Previous studies have underscored the contribution of LMAN to syllable sequence variability in juvenile zebra finches undergoing sensorimotor learning [(Scharff and Nottebohm, 1991; Olveczky et al., 2005); for opposing evidence in the adult of another songbird species, see the study by Hampton et al. (2009)]. However, these loss of function experiments did not test whether augmenting LMAN activity was sufficient to reinstate high levels of sequence variability, and could not distinguish whether LMAN drives or gates sequence variability. The current finding that infusing BMI into the LMAN of adult zebra finches transiently increases both novel syllable transitions and song truncations supports the idea that LMAN actively drives sequence variability, while also providing confirmatory evidence that augmenting LMAN activity in adult birds is sufficient to drive syllable variability (Kao et al., 2005). However, because distorted auditory feedback can influence syllable transitions in some songbird species (Sakata and Brainard, 2006), it was unclear whether the elevated sequence variability is a direct effect of heightened LMAN activity or an indirect effect of elevated syllable variability, which could be detected as distorted feedback. Our finding that deafened birds infused with BMI in LMAN showed elevated sequence variability further supports the idea that heightened LMAN activity drives sequence variability through mechanisms that do not rely on auditory feedback.
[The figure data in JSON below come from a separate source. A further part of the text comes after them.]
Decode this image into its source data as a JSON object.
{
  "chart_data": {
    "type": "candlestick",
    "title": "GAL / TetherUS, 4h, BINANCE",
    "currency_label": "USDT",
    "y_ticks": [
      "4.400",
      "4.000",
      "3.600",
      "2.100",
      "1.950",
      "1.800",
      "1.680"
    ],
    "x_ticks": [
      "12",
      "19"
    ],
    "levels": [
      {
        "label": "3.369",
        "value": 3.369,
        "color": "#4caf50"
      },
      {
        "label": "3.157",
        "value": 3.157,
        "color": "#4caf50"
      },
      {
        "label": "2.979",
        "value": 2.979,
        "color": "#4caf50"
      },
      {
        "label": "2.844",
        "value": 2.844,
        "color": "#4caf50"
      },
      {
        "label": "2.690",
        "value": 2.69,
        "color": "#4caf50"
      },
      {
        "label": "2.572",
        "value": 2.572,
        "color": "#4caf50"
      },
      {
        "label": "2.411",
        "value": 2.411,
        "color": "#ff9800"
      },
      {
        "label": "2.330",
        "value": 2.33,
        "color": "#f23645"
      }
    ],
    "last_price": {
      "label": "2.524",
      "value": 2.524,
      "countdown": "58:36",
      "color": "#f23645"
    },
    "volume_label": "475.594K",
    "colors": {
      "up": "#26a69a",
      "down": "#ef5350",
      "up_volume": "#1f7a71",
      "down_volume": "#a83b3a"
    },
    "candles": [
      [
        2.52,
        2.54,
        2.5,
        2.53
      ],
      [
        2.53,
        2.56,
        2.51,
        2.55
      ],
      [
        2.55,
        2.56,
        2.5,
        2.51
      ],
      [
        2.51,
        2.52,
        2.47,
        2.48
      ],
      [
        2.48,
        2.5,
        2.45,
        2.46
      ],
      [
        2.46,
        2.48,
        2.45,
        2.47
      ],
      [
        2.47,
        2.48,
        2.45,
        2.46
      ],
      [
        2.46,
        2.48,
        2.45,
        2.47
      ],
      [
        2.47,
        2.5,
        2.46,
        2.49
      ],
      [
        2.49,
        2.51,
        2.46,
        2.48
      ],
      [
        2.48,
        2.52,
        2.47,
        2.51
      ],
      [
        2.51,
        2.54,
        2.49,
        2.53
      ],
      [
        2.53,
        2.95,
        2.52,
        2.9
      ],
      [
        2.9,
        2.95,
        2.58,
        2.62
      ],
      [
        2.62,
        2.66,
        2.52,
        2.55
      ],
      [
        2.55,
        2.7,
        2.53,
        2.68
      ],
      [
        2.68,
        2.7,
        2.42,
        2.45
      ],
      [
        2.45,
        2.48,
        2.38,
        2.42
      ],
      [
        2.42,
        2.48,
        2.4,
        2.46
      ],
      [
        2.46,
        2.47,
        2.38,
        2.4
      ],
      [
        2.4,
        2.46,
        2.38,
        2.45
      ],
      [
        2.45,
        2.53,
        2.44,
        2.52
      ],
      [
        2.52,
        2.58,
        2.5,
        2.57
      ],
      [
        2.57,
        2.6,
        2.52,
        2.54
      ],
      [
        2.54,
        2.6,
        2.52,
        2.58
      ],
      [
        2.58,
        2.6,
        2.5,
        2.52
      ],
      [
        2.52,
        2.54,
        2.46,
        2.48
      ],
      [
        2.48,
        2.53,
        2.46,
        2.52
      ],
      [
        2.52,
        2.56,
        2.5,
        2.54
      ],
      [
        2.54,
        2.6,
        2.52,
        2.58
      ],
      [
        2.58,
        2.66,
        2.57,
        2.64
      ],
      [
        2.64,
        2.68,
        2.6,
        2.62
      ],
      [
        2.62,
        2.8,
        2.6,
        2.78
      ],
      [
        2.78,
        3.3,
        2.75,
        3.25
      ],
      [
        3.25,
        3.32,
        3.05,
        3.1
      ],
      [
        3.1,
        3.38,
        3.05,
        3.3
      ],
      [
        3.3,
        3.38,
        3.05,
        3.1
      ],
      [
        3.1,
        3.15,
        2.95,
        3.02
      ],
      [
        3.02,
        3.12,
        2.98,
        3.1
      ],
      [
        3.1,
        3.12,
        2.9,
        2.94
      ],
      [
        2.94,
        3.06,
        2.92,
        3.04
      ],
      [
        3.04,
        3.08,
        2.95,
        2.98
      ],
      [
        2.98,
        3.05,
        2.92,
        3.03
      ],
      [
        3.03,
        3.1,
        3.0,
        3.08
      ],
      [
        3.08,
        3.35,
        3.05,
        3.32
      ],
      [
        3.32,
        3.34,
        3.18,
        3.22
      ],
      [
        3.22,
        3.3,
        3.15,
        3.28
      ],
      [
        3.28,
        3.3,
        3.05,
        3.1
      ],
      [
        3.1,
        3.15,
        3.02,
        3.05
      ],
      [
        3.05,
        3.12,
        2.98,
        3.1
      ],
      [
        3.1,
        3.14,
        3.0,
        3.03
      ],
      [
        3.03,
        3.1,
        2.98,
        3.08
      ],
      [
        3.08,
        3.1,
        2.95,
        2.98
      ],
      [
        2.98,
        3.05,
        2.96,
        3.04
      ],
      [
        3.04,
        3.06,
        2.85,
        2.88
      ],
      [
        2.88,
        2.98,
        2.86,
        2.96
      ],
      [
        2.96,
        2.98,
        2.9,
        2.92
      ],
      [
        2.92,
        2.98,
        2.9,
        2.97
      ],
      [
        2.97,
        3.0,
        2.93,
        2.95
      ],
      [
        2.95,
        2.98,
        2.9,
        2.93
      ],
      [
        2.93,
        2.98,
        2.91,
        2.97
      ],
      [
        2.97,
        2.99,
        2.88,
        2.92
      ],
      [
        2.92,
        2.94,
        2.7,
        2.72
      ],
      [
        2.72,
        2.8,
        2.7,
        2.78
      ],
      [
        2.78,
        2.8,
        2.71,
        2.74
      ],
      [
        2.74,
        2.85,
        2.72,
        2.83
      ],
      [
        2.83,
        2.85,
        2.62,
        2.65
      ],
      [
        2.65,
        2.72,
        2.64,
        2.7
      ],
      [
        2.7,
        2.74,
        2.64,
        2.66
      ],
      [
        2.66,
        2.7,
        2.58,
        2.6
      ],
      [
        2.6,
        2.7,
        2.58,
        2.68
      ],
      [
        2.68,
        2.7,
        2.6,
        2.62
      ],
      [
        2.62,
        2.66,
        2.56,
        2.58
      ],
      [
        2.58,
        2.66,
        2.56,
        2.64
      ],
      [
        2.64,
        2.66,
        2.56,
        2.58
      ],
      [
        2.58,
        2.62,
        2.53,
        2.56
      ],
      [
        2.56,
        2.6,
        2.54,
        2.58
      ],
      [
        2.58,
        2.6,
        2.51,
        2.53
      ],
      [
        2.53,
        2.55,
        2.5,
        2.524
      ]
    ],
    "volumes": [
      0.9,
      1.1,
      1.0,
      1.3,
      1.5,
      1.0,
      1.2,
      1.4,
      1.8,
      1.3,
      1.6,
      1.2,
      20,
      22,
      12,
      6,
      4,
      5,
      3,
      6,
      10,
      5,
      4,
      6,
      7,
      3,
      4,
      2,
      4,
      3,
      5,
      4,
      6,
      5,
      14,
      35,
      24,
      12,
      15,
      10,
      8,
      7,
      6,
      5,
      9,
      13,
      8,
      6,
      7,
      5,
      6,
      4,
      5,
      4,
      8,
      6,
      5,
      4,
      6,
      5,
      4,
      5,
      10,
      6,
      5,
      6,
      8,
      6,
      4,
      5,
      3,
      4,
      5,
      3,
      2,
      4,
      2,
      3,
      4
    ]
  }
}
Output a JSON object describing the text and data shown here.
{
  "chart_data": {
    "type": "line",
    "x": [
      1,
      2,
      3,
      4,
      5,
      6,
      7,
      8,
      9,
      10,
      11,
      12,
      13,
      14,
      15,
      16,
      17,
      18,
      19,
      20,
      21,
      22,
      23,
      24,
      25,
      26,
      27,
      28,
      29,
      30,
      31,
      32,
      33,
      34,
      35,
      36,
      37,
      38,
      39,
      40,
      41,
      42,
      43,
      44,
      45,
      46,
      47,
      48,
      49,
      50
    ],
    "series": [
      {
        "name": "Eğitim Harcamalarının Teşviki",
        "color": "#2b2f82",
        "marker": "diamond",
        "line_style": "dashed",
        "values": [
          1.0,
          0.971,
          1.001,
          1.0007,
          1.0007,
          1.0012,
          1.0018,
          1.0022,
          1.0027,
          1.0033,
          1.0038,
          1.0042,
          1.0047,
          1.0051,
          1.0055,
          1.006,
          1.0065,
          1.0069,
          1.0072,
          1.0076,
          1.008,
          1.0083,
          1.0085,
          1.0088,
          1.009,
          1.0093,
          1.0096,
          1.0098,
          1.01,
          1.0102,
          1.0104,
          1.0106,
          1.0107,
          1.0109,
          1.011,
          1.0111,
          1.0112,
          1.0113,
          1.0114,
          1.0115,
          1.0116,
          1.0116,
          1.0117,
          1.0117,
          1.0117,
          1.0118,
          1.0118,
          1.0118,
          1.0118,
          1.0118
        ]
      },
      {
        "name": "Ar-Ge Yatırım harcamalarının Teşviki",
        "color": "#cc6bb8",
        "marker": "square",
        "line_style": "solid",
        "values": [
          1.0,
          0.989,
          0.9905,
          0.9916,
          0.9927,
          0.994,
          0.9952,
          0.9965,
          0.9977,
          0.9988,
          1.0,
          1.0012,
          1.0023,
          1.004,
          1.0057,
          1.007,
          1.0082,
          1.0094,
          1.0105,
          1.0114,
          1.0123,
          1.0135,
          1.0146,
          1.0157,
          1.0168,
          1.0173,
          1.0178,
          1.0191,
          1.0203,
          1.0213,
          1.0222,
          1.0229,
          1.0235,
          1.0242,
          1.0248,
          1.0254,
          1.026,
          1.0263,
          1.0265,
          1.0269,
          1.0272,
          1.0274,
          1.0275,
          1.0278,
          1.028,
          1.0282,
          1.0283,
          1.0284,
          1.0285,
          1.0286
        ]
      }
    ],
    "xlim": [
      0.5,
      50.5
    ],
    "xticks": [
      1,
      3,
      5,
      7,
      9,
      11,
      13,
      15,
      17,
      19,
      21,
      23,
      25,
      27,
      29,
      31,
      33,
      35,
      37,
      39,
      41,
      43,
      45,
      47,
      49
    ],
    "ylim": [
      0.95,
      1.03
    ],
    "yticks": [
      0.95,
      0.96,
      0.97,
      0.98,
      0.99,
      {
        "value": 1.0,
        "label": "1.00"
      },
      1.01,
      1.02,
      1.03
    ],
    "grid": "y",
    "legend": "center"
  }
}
The present study sheds light on how the output of BG pathway communicates with vocal motor regions, while adding significant complexity and spatiotemporal reach to an emerging paradigm that views the BG as a source of variability that fuels adaptive song learning (Andalman and Fee, 2009; Warren et al., 2011). Prior studies have shown that the songbird BG pathway plays a critical role in song learning and that LMAN can modulate the structure and variability of individual syllables through its connection to RA (Kao et al., 2005; Olveczky et al., 2005). This “point-wise” modulation is likely to play an important role in song learning (Doya and Sejnowski, 1995; Andalman and Fee, 2009; Warren et al., 2011). However, studies in machine learning indicate that complex motor sequences are learned more efficiently if modulation occurs at more than one level of the motor command hierarchy (Kaelbling et al., 1996; Barto and Mahadevan, 2003). Furthermore, the current findings raise the interesting possibility that heightened LMAN activity acts via A11 to rapidly elevate both sequence variability and dopamine levels in HVC, which could in turn promote synaptic plasticity important to learning. The LMAN_shell may also communicate with midbrain dopaminergic neurons through Ad (Gale and Perkel, 2008), and although Ad lesions in juvenile zebra finches have no immediate effects on song, these juveniles subsequently develop songs with abnormally high levels of sequence variability (Bottjer and Altenau, 2010). Therefore, the LMAN–A11 and the LMAN_shell–Ad pathway may act in parallel during song learning to regulate sequence variability.

Numerous parallels exist between the songbird BG pathway and mammalian cortical basal ganglia circuits (Doupe et al., 2005; Graybiel, 2005), and emerging evidence, including data presented here, indicates that the song system contains recurrent architecture similar to mammalian forebrain networks (Ashmore et al., 2008; Roberts et al., 2008). Although much remains to be determined about underlying mechanisms and circuitry, the ability of LMAN to influence syllable sequences and song terminations strengthens the functional parallel between songbird and mammalian BG pathways, the latter of which are implicated in the learning, initiation, and termination of motor sequences (DeLong, 1990; Westwater et al., 1998). The ability of BG pathways to efficiently modulate motor sequences could facilitate vocal learning, and may also account for the incorrect sequencing of articulatory gestures hypothesized to impair certain aspects of speech production following BG dysfunction (Pickett et al., 1998).